Knowledge Base

The Language of Whisky

Is it whisky or whiskey? Do you know your stills from your barrels and your single malts from your blends? It may not seem important but the language of whisky is much of an art as the drinking of the famed Scottish national drink and getting to grips with the language will further your position as a serious whisky connoisseur for sure.

No Scotch whisky will ever be spelled with an e and it is taken from the Gaelic word for aqua vitae (the water of life). The first recorded distillation of spirits in Scotland can found in 1493 and experts believe the earliest whiskies, right up into the eighteenth century will have tasted more like gin than the rich, malty and peaty flavours we know today.

The first stages of Whisky

Most of the whiskies people drank until the early 1970s was blended and a mixture of grain whisky and single malt whisky, the former made with maize and the latter from malted barley. You can also buy what is known as blended malt whisky which brings together single malts from different distilleries.

Whisky is made in stills, another key word for the whisky lover’s vocabulary and grain whisky is made in continuous stills whilst malt whisky is made in pot stills, which can only be made one at a time. The core elements which give whisky its individual flavour are the smoke or heat source used whilst it’s malting, with peat smoke popular for deep earthy flavoured malts. The second element is the shape of the still, with the size of the still effecting how the smoke is collected and incorporated into the flavour: tall stills allow only the slightest vapours in whilst shorter stills allow weightier, heavier elements through. At this point the spirit is known as distillate and it is run through a spirit safe so undesirable sediment and other elements can be removed.

Distillate to Whisky

The distillate is now in a state where it is ready to be put into its cask, for the ageing process. Casks can be as large as a 500l butt (formerly housing sherry usually), a 200l barrel, what is known as a hogshead or even smaller in quarter casks which are known as rundlets and kilderkins. The casks are usually used more than once and this gives pay to terms such as first and second fill.

Whisky is only called whisky once it has spent three years in its cask and it may spend many more years waiting and maturing and some whiskies move from cask to cask. The wood of the cask gives the whisky its colouring and every single whisky in each cask is unique.

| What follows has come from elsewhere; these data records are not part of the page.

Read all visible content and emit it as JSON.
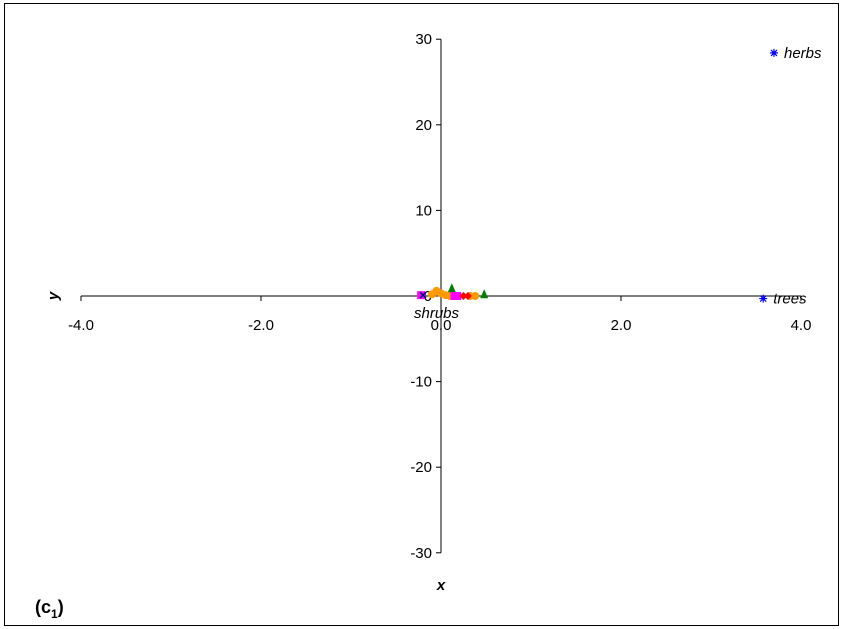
{
  "chart_data": {
    "type": "scatter",
    "panel_label": "(c",
    "panel_label_sub": "1",
    "panel_label_close": ")",
    "xlabel": "x",
    "ylabel": "y",
    "xlim": [
      -4.0,
      4.0
    ],
    "ylim": [
      -30,
      30
    ],
    "x_ticks": [
      -4.0,
      -2.0,
      0.0,
      2.0,
      4.0
    ],
    "x_tick_labels": [
      "-4.0",
      "-2.0",
      "0.0",
      "2.0",
      "4.0"
    ],
    "y_ticks": [
      -30,
      -20,
      -10,
      0,
      10,
      20,
      30
    ],
    "y_tick_labels": [
      "-30",
      "-20",
      "-10",
      "0",
      "10",
      "20",
      "30"
    ],
    "grid": false,
    "legend": "none",
    "series": [
      {
        "marker": "star",
        "color": "#0000ff",
        "points": [
          {
            "x": 3.7,
            "y": 28.4
          },
          {
            "x": 3.58,
            "y": -0.3
          }
        ]
      },
      {
        "marker": "circle",
        "color": "#ff9900",
        "points": [
          {
            "x": -0.05,
            "y": 0.6
          },
          {
            "x": 0.0,
            "y": 0.3
          },
          {
            "x": 0.05,
            "y": 0.1
          },
          {
            "x": 0.1,
            "y": 0.0
          },
          {
            "x": -0.1,
            "y": 0.2
          },
          {
            "x": 0.32,
            "y": 0.0
          },
          {
            "x": 0.38,
            "y": 0.0
          }
        ]
      },
      {
        "marker": "triangle",
        "color": "#008000",
        "points": [
          {
            "x": 0.12,
            "y": 0.9
          },
          {
            "x": 0.48,
            "y": 0.2
          }
        ]
      },
      {
        "marker": "square",
        "color": "#ff00ff",
        "points": [
          {
            "x": 0.15,
            "y": 0.0
          },
          {
            "x": 0.18,
            "y": 0.0
          },
          {
            "x": -0.22,
            "y": 0.1
          }
        ]
      },
      {
        "marker": "diamond",
        "color": "#ff0000",
        "points": [
          {
            "x": 0.25,
            "y": 0.0
          },
          {
            "x": 0.3,
            "y": 0.0
          }
        ]
      },
      {
        "marker": "x",
        "color": "#000080",
        "points": [
          {
            "x": -0.2,
            "y": 0.1
          }
        ]
      }
    ],
    "annotations": [
      {
        "text": "herbs",
        "x": 3.7,
        "y": 28.4,
        "anchor": "right"
      },
      {
        "text": "trees",
        "x": 3.58,
        "y": -0.3,
        "anchor": "right"
      },
      {
        "text": "shrubs",
        "x": -0.05,
        "y": 0.0,
        "anchor": "below"
      }
    ]
  }
}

The Language of Drinking Whisky

This is something you may be more familiar with but when it comes down to the drinking, you can still keep on top of the professional’s lingo. Each dram of whisky may be assessed for its aroma, mouth feel taste and finish, with a good description of the nose for flourish. Part of the social side of enjoying a good whisky or two is the critique and the chance to truly get to grips with the flavour you’re enjoying, whether that’s burnt sugar or candied oranges and finding the right words makes all the difference.